13 décembre 2014

La monarchie, une institution humaine et familiale

La famille royale belge

L'actualité monarchique de cette semaine qui s'achève a été particulièrement nourrie. Chez nos cousins belges, un dernier hommage a été rendu à l'ancienne reine Fabiola, la célèbre reine blanche, indéfectible soutien du roi Baudoin et reine de coeur de tout son peuple. A Monaco, cette petite principauté enclavée dans la côte méditerranéenne du sud de la France, la famille Grimaldi, souvent considérée comme notre famille princière par défaut, a accueilli deux nouveaux membres, les enfants d'Albert et Charlène, le prince Jacques et la princesse Gabriella.
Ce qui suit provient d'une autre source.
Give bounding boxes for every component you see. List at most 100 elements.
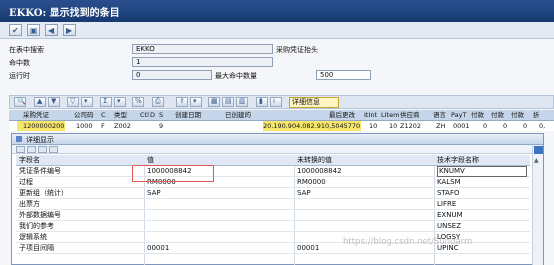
selection-panel: 在表中搜索 EKKO 采购凭证抬头 命中数 1 运行时 0 最大命中数量 500 (0, 39, 554, 91)
field-tech-name: UNSEZ (437, 222, 462, 230)
maxhits-input[interactable]: 500 (316, 70, 371, 80)
application-toolbar: ✔ ▣ ◀ ▶ (0, 22, 554, 39)
col-payt[interactable]: PayT (451, 110, 466, 120)
col-litem[interactable]: LItem (381, 110, 399, 120)
execute-icon[interactable]: ▶ (63, 24, 76, 36)
col-tech-name[interactable]: 技术字段名称 (437, 155, 479, 166)
col-created-by[interactable]: 已创建的 (225, 110, 251, 120)
field-name: 我们的参考 (19, 222, 54, 230)
cell-s: 9 (159, 122, 164, 130)
layout-choose-icon[interactable]: ▤ (222, 97, 234, 107)
sort-icon[interactable] (16, 146, 25, 153)
table-row[interactable]: 1200000200 10 0 0 F Z002 9 20.190.904.082.… (9, 121, 554, 131)
filter-icon[interactable]: ▽ (67, 97, 79, 107)
hits-label: 命中数 (9, 59, 30, 67)
table-row[interactable]: 出票方 LIFRE (16, 199, 530, 210)
subtotal-icon[interactable]: % (132, 97, 144, 107)
cell-pay3: 0 (523, 122, 528, 130)
col-created-date[interactable]: 创建日期 (175, 110, 201, 120)
cell-last-change: 20.190.904.082.910,5045770 (263, 121, 361, 131)
grid-toolbar: 🔍 ▲ ▼ ▽ ▾ Σ ▾ % ⎙ ⇪ ▾ ▦ ▤ ▥ ▮ i 详细信息 (9, 95, 554, 109)
cell-c: F (101, 122, 105, 130)
col-pay2[interactable]: 付款 (491, 110, 504, 120)
highlight-box (132, 165, 214, 182)
save-icon[interactable]: ▣ (27, 24, 40, 36)
detail-table: 字段名 值 未转换的值 技术字段名称 凭证条件编号 1000008842 100… (16, 155, 530, 265)
col-po[interactable]: 采购凭证 (23, 110, 49, 120)
layout-save-icon[interactable]: ▥ (236, 97, 248, 107)
cell-itint: 10 (369, 122, 378, 130)
check-icon[interactable]: ✔ (9, 24, 22, 36)
filter-icon[interactable] (27, 146, 36, 153)
col-type[interactable]: 类型 (114, 110, 127, 120)
sum-icon[interactable]: Σ (100, 97, 112, 107)
col-d[interactable]: D (150, 110, 155, 120)
field-value: 00001 (147, 244, 170, 252)
field-value: SAP (147, 189, 161, 197)
export-icon[interactable] (49, 146, 58, 153)
table-description: 采购凭证抬头 (276, 46, 318, 54)
field-name: 子项目间隔 (19, 244, 54, 252)
col-discount[interactable]: 折 (533, 110, 540, 120)
info-icon[interactable]: i (270, 97, 282, 107)
field-tech-name[interactable]: KNUMV (437, 166, 527, 177)
field-tech-name: STAFO (437, 189, 460, 197)
layout-settings-icon[interactable] (534, 146, 543, 154)
window-title: EKKO: 显示找到的条目 (9, 8, 120, 19)
detail-info-button[interactable]: 详细信息 (289, 97, 339, 108)
watermark: https://blog.csdn.net/Sundarm (343, 237, 473, 247)
dialog-toolbar (12, 145, 543, 154)
cell-language: ZH (436, 122, 446, 130)
table-row[interactable]: 外部数据编号 EXNUM (16, 210, 530, 221)
print-icon[interactable] (38, 146, 47, 153)
col-company[interactable]: 公司码 (74, 110, 94, 120)
table-row[interactable]: 我们的参考 UNSEZ (16, 221, 530, 232)
field-tech-name: EXNUM (437, 211, 463, 219)
field-unconverted: 1000008842 (297, 167, 342, 175)
col-language[interactable]: 语言 (433, 110, 446, 120)
layout-icon[interactable]: ▦ (208, 97, 220, 107)
col-unconverted[interactable]: 未转换的值 (297, 155, 332, 166)
cell-po[interactable]: 1200000200 (17, 121, 65, 131)
table-row[interactable]: 更新组（统计） SAP SAP STAFO (16, 188, 530, 199)
field-tech-name: KALSM (437, 178, 461, 186)
col-s[interactable]: S (159, 110, 163, 120)
table-label: 在表中搜索 (9, 46, 44, 54)
field-unconverted: 00001 (297, 244, 320, 252)
cell-litem: 10 (389, 122, 398, 130)
graphic-icon[interactable]: ▮ (256, 97, 268, 107)
col-vendor[interactable]: 供应商 (400, 110, 420, 120)
col-field-name[interactable]: 字段名 (19, 155, 40, 166)
field-name: 外部数据编号 (19, 211, 61, 219)
vertical-scrollbar[interactable]: ▲ (532, 145, 543, 265)
col-last-change[interactable]: 最后更改 (329, 110, 355, 120)
col-itint[interactable]: ItInt (364, 110, 377, 120)
table-row[interactable]: 凭证条件编号 1000008842 1000008842 KNUMV (16, 166, 530, 177)
cell-type: Z002 (114, 122, 131, 130)
col-c[interactable]: C (101, 110, 106, 120)
cell-pay2: 0 (503, 122, 508, 130)
field-name: 出票方 (19, 200, 40, 208)
back-icon[interactable]: ◀ (45, 24, 58, 36)
export-dropdown-icon[interactable]: ▾ (190, 97, 202, 107)
details-icon[interactable]: 🔍 (14, 97, 26, 107)
print-icon[interactable]: ⎙ (152, 97, 164, 107)
field-name: 过程 (19, 178, 33, 186)
cell-pay1: 0 (483, 122, 488, 130)
sort-desc-icon[interactable]: ▼ (48, 97, 60, 107)
hits-field: 1 (132, 57, 273, 67)
filter-dropdown-icon[interactable]: ▾ (81, 97, 93, 107)
col-pay3[interactable]: 付款 (511, 110, 524, 120)
sort-asc-icon[interactable]: ▲ (34, 97, 46, 107)
field-name: 更新组（统计） (19, 189, 68, 197)
field-name: 逻辑系统 (19, 233, 47, 241)
window-icon (16, 136, 22, 142)
cell-vendor: Z1202 (400, 122, 421, 130)
export-icon[interactable]: ⇪ (176, 97, 188, 107)
col-ctl[interactable]: Ctl (140, 110, 149, 120)
table-row[interactable]: 过程 RM0000 RM0000 KALSM (16, 177, 530, 188)
col-pay1[interactable]: 付款 (471, 110, 484, 120)
sum-dropdown-icon[interactable]: ▾ (114, 97, 126, 107)
title-bar: EKKO: 显示找到的条目 (0, 0, 554, 22)
scroll-up-icon[interactable]: ▲ (534, 157, 539, 164)
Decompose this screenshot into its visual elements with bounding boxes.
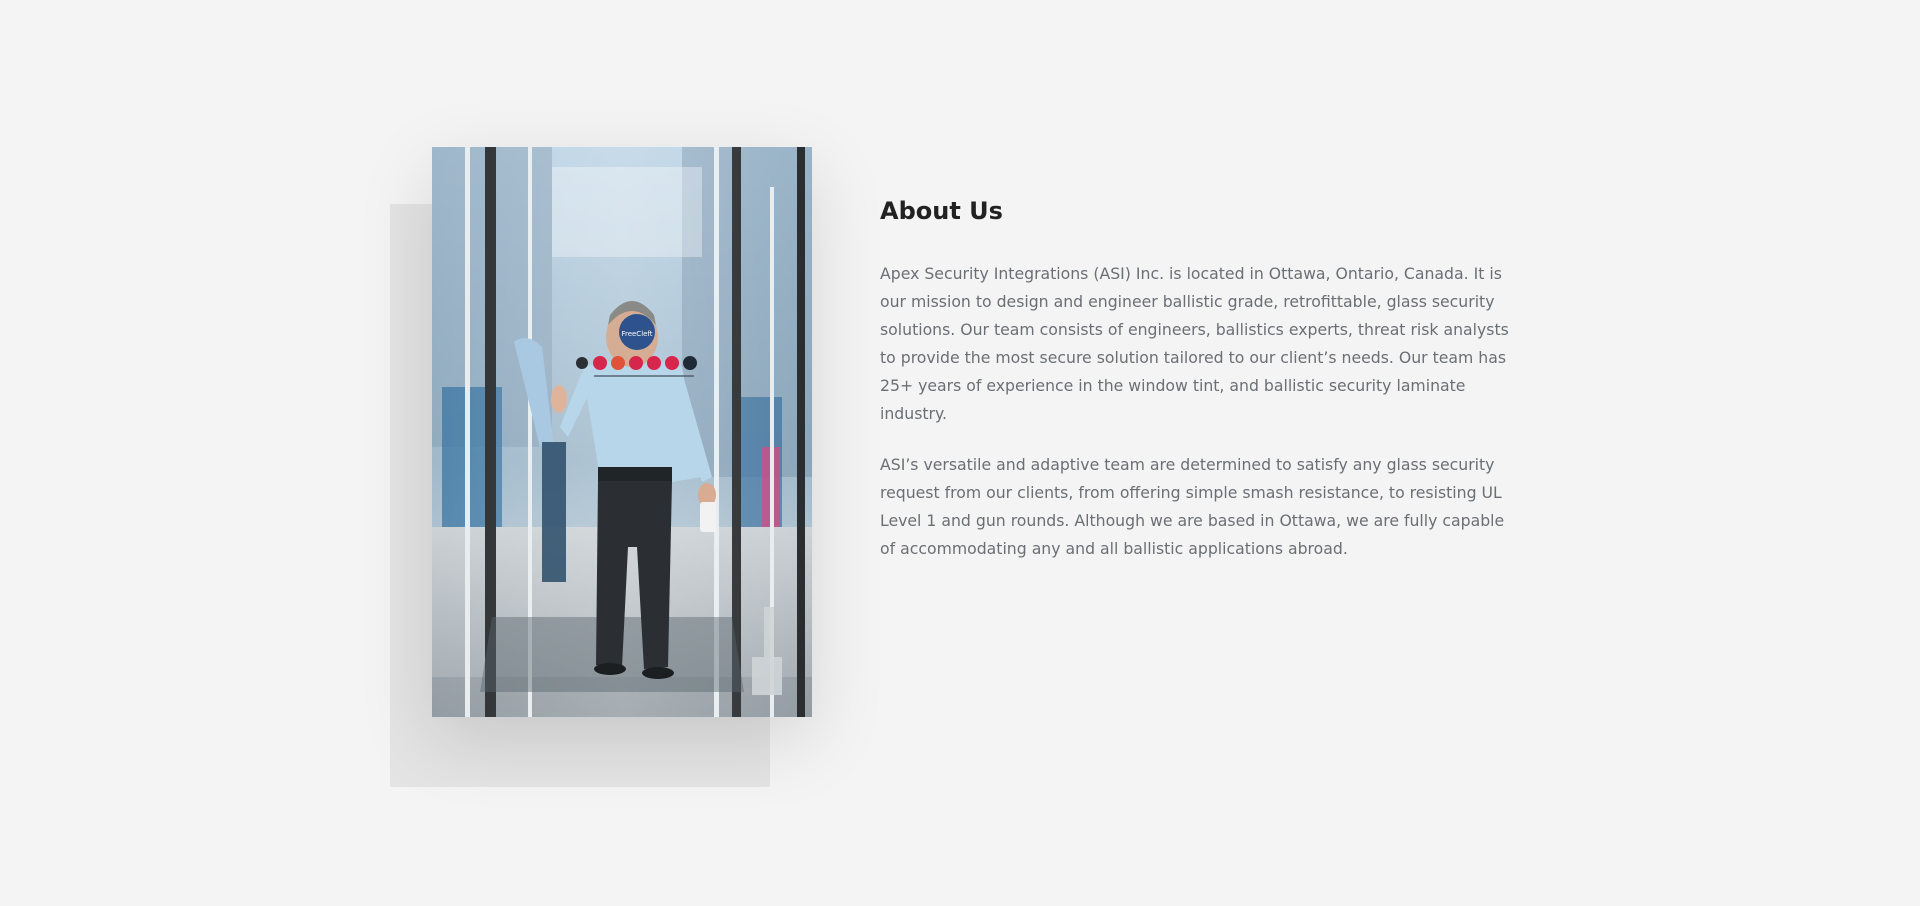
badge-text: FreeCleft	[621, 330, 652, 338]
security-glass-photo: FreeCleft	[432, 147, 812, 717]
about-heading: About Us	[880, 197, 1003, 225]
about-section: FreeCleft About Us Apex Security Integra…	[0, 0, 1920, 906]
about-content: About Us Apex Security Integrations (ASI…	[880, 193, 1520, 586]
about-paragraph-1: Apex Security Integrations (ASI) Inc. is…	[880, 264, 1509, 423]
about-paragraph-2: ASI’s versatile and adaptive team are de…	[880, 455, 1505, 558]
man-at-glass-door-illustration: FreeCleft	[432, 147, 812, 717]
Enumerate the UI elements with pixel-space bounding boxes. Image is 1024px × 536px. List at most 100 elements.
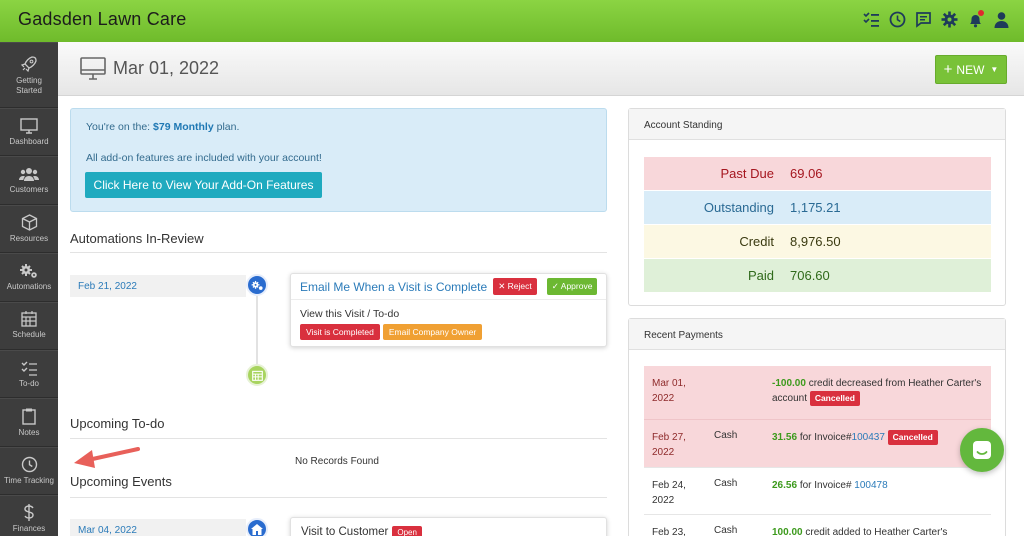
- plan-name: $79 Monthly: [153, 121, 214, 133]
- status-badge: Cancelled: [809, 391, 860, 406]
- plan-alert: You're on the: $79 Monthly plan. All add…: [70, 108, 607, 212]
- divider: [70, 497, 607, 498]
- users-icon: [19, 168, 39, 182]
- account-standing-title: Account Standing: [629, 109, 1005, 140]
- notification-dot: [978, 10, 984, 16]
- payment-method: Cash: [714, 525, 738, 536]
- clock-icon[interactable]: [888, 10, 906, 28]
- sidebar-item-schedule[interactable]: Schedule: [0, 301, 58, 350]
- todo-empty-text: No Records Found: [295, 456, 379, 467]
- automation-card: Email Me When a Visit is Complete ✕ Reje…: [290, 273, 607, 347]
- sidebar-item-resources[interactable]: Resources: [0, 204, 58, 254]
- approve-label: Approve: [560, 281, 593, 291]
- chat-icon: [973, 441, 991, 459]
- user-icon[interactable]: [992, 10, 1010, 28]
- chat-launcher-button[interactable]: [960, 428, 1004, 472]
- sidebar-item-label: Schedule: [12, 330, 46, 340]
- automation-date: Feb 21, 2022: [70, 275, 246, 297]
- sidebar-item-finances[interactable]: Finances: [0, 495, 58, 536]
- payment-description: 100.00 credit added to Heather Carter's: [772, 525, 982, 536]
- approve-button[interactable]: ✓ Approve: [546, 278, 598, 295]
- event-date: Mar 04, 2022: [70, 519, 246, 536]
- plan-prefix: You're on the:: [86, 121, 151, 133]
- payment-amount: 26.56: [772, 480, 798, 491]
- checklist-icon: [21, 361, 37, 376]
- todo-title: Upcoming To-do: [70, 416, 165, 431]
- standing-row-outstanding: Outstanding 1,175.21: [644, 191, 991, 224]
- invoice-link[interactable]: 100478: [854, 480, 887, 491]
- top-bar: Gadsden Lawn Care: [0, 0, 1024, 42]
- standing-label: Past Due: [720, 166, 774, 181]
- sidebar-item-label: Dashboard: [9, 136, 49, 146]
- automations-title: Automations In-Review: [70, 231, 204, 246]
- payment-date: Feb 24, 2022: [652, 480, 686, 506]
- event-status-badge: Open: [392, 526, 422, 536]
- timeline-line: [256, 286, 258, 376]
- checklist-icon[interactable]: [862, 10, 880, 28]
- home-icon: [246, 518, 268, 536]
- sidebar-item-customers[interactable]: Customers: [0, 156, 58, 205]
- standing-row-paid: Paid 706.60: [644, 259, 991, 292]
- sidebar-item-automations[interactable]: Automations: [0, 253, 58, 302]
- standing-value: 706.60: [790, 268, 830, 283]
- automation-body-text: View this Visit / To-do: [300, 308, 400, 320]
- sidebar-item-time-tracking[interactable]: Time Tracking: [0, 446, 58, 496]
- payment-date: Feb 27, 2022: [652, 432, 686, 458]
- sidebar-item-dashboard[interactable]: Dashboard: [0, 108, 58, 157]
- standing-row-past-due: Past Due 69.06: [644, 157, 991, 190]
- cube-icon: [21, 214, 37, 231]
- sidebar-item-label: Resources: [9, 233, 49, 243]
- payment-amount: -100.00: [772, 378, 806, 389]
- calendar-icon: [21, 311, 37, 327]
- plan-suffix: plan.: [216, 121, 240, 133]
- payment-date: Feb 23,: [652, 527, 686, 536]
- monitor-icon: [80, 57, 106, 80]
- sidebar-item-label: To-do: [18, 378, 39, 388]
- payment-row: Feb 24, 2022 Cash 26.56 for Invoice# 100…: [644, 467, 991, 514]
- sidebar-item-notes[interactable]: Notes: [0, 398, 58, 447]
- events-title: Upcoming Events: [70, 474, 172, 489]
- standing-label: Credit: [739, 234, 774, 249]
- payment-method: Cash: [714, 478, 738, 489]
- sidebar-item-todo[interactable]: To-do: [0, 349, 58, 399]
- payment-text: for Invoice#: [799, 432, 852, 443]
- sidebar-item-label: Automations: [6, 281, 52, 291]
- view-addons-button[interactable]: Click Here to View Your Add-On Features: [85, 172, 322, 198]
- new-button[interactable]: + NEW ▼: [935, 55, 1007, 84]
- payment-row: Feb 23, Cash 100.00 credit added to Heat…: [644, 514, 991, 536]
- payment-description: 26.56 for Invoice# 100478: [772, 478, 982, 493]
- bell-icon[interactable]: [966, 10, 984, 28]
- payment-row: Feb 27, 2022 Cash 31.56 for Invoice#1004…: [644, 419, 991, 467]
- plan-line: You're on the: $79 Monthly plan.: [86, 121, 239, 133]
- payment-amount: 100.00: [772, 527, 803, 536]
- new-button-label: NEW: [956, 62, 985, 77]
- sidebar-item-getting-started[interactable]: Getting Started: [0, 42, 58, 108]
- payment-amount: 31.56: [772, 432, 798, 443]
- invoice-link[interactable]: 100437: [852, 432, 885, 443]
- arrow-annotation: [74, 447, 140, 468]
- clock-icon: [21, 456, 37, 473]
- divider: [70, 438, 607, 439]
- gears-icon: [246, 274, 268, 296]
- event-name: Visit to Customer: [301, 526, 389, 536]
- monitor-icon: [20, 117, 38, 134]
- reject-button[interactable]: ✕ Reject: [493, 278, 537, 295]
- clipboard-icon: [22, 408, 36, 425]
- addons-text: All add-on features are included with yo…: [86, 152, 322, 164]
- automation-card-header: Email Me When a Visit is Complete ✕ Reje…: [291, 274, 606, 300]
- automation-name[interactable]: Email Me When a Visit is Complete: [300, 280, 487, 294]
- event-card[interactable]: Visit to Customer Open: [290, 517, 607, 536]
- payment-date: Mar 01, 2022: [652, 378, 686, 404]
- gear-icon[interactable]: [940, 10, 958, 28]
- chat-icon[interactable]: [914, 10, 932, 28]
- caret-down-icon: ▼: [990, 65, 999, 74]
- sidebar-item-label: Getting Started: [16, 75, 42, 95]
- sidebar-item-label: Finances: [12, 524, 46, 534]
- sidebar-item-label: Customers: [9, 185, 49, 195]
- payment-description: 31.56 for Invoice#100437 Cancelled: [772, 430, 982, 445]
- top-icons: [862, 10, 1010, 28]
- status-badge: Cancelled: [887, 430, 938, 445]
- sidebar-item-label: Notes: [18, 427, 40, 437]
- payment-text: for Invoice#: [799, 480, 852, 491]
- check-icon: ✓: [551, 281, 561, 291]
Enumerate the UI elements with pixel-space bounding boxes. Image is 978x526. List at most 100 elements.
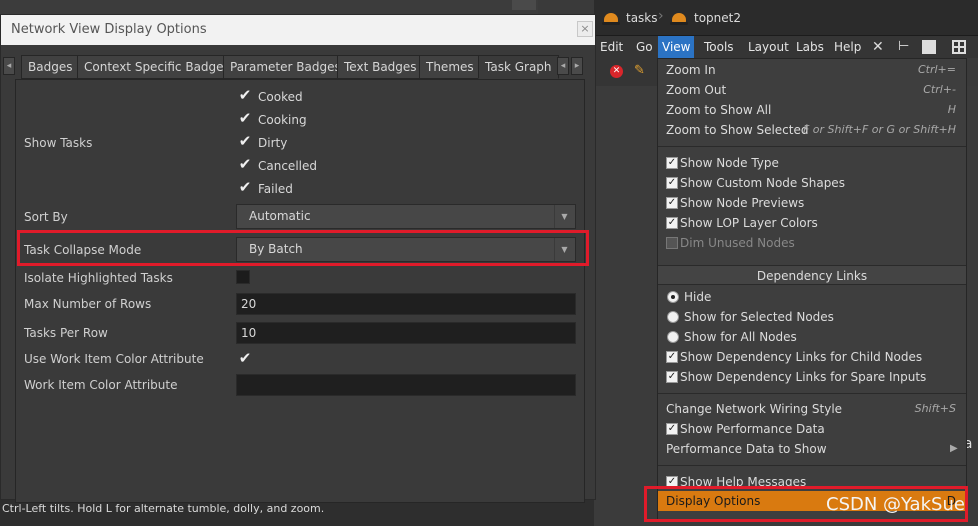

Ces deux événements si rapprochés dans le temps nous rappelle, alors que nombre de personnes proclame leur attachement à la famille (et ce avec plus ou moins d'intelligence), que la monarchie est une institution fondée sur la réalité de l'Homme et notamment sur celle, fondatrice, de la famille.

La vie des monarchie est animée par quatre grands instants principaux : la naissance, le mariage, la succession et la mort, les deux derniers pouvant se rejoindre (cela sera, à n'en pas douter, de moins en moins le cas dans un avenir où les monarques abdiqueront plus qu'ils ne mourront sur leurs trônes).

A chacun de ces moments, les peuples qui s'identifient à leurs familles régnantes voient leurs coeurs battre à l'unisson de ceux de leurs souverains.

La naissance d'un prince ou d'une princesse, a fortiori d'un héritier, c'est la certitude de la perpétuation d'une tradition et d'une Histoire, d'une souveraineté, c'est la confiance renouvelée dans l'avenir.

Le mariage, sans doute l'événement le plus emblématique des monarchies, c'est le rappel que les Hommes sont conçus pour s'unir et se perpétuer, les familles régnantes étant là à l'image de leurs Nations qui se perpétuent à travers l'union de leurs citoyens, aussi bien au niveau concret des mariages et des descendances qu'au niveau plus symbolique, voire politique, de l'alliance de tous les citoyens au-delà de leurs différences, fondement indépassable de toute démocratie qui souhaite se maintenir à travers les âges.

La succession montre qu'aucune génération ne possède le droit de conserver le pouvoir et les responsabilités indéfiniment. Dans une république, les sexagénaires élus peuvent se succéder inlassablement pendant des siècles sans que rien ne change. Dans une monarchie, le fils ou la fille succède à la mère ou au père, rappelant que la marche de l'Humanité est fondée sur cette succession perpétuelle de générations, source de renouveau et d'audace.

Enfin, à travers la mort c'est la vie qui est glorifiée dans les systèmes monarchiques. De nouveau, c'est la succession naturelle des différentes générations mais c'est aussi le rappel de tout un passé qui s'éloigne et dont le souvenir doit rester vivace à travers le temps. A chaque disparition, nous nous rappelons que nous ne sommes rien par nous-mêmes, que notre temps sur cette terre finira aussi par s'achever, que nous ne sommes que les dépositaires temporaires d'un trésor qui nous a été légué et que nous léguerons, si nous accomplissons correctement notre mission sacrée, à nos enfants.

Voilà, en quelques mots brefs, ce que la structure monarchique du pouvoir représentatif dit d'une Nation, de son Histoire et de son Peuple. La monarchie est le rappel permanent que le progrès de l'Humanité est basée sur la solidarité de générations successives, interdépendantes, liées par ce que nous appelons "famille". Famille biologique, évidemment, mais aussi famille spirituelle, de liens affectifs et symboliques, aussi bien interpersonnels que nationaux.

La monarchie est une institution construite autour d'une grande famille, la Nation, composée elles-mêmes d'innombrables familles, toutes incarnées par une famille souveraine, la famille régnante. Aucune institution politique n'est plus humaine et plus porteuse à la fois de gloire et de modestie, d'humilité et d'éternité.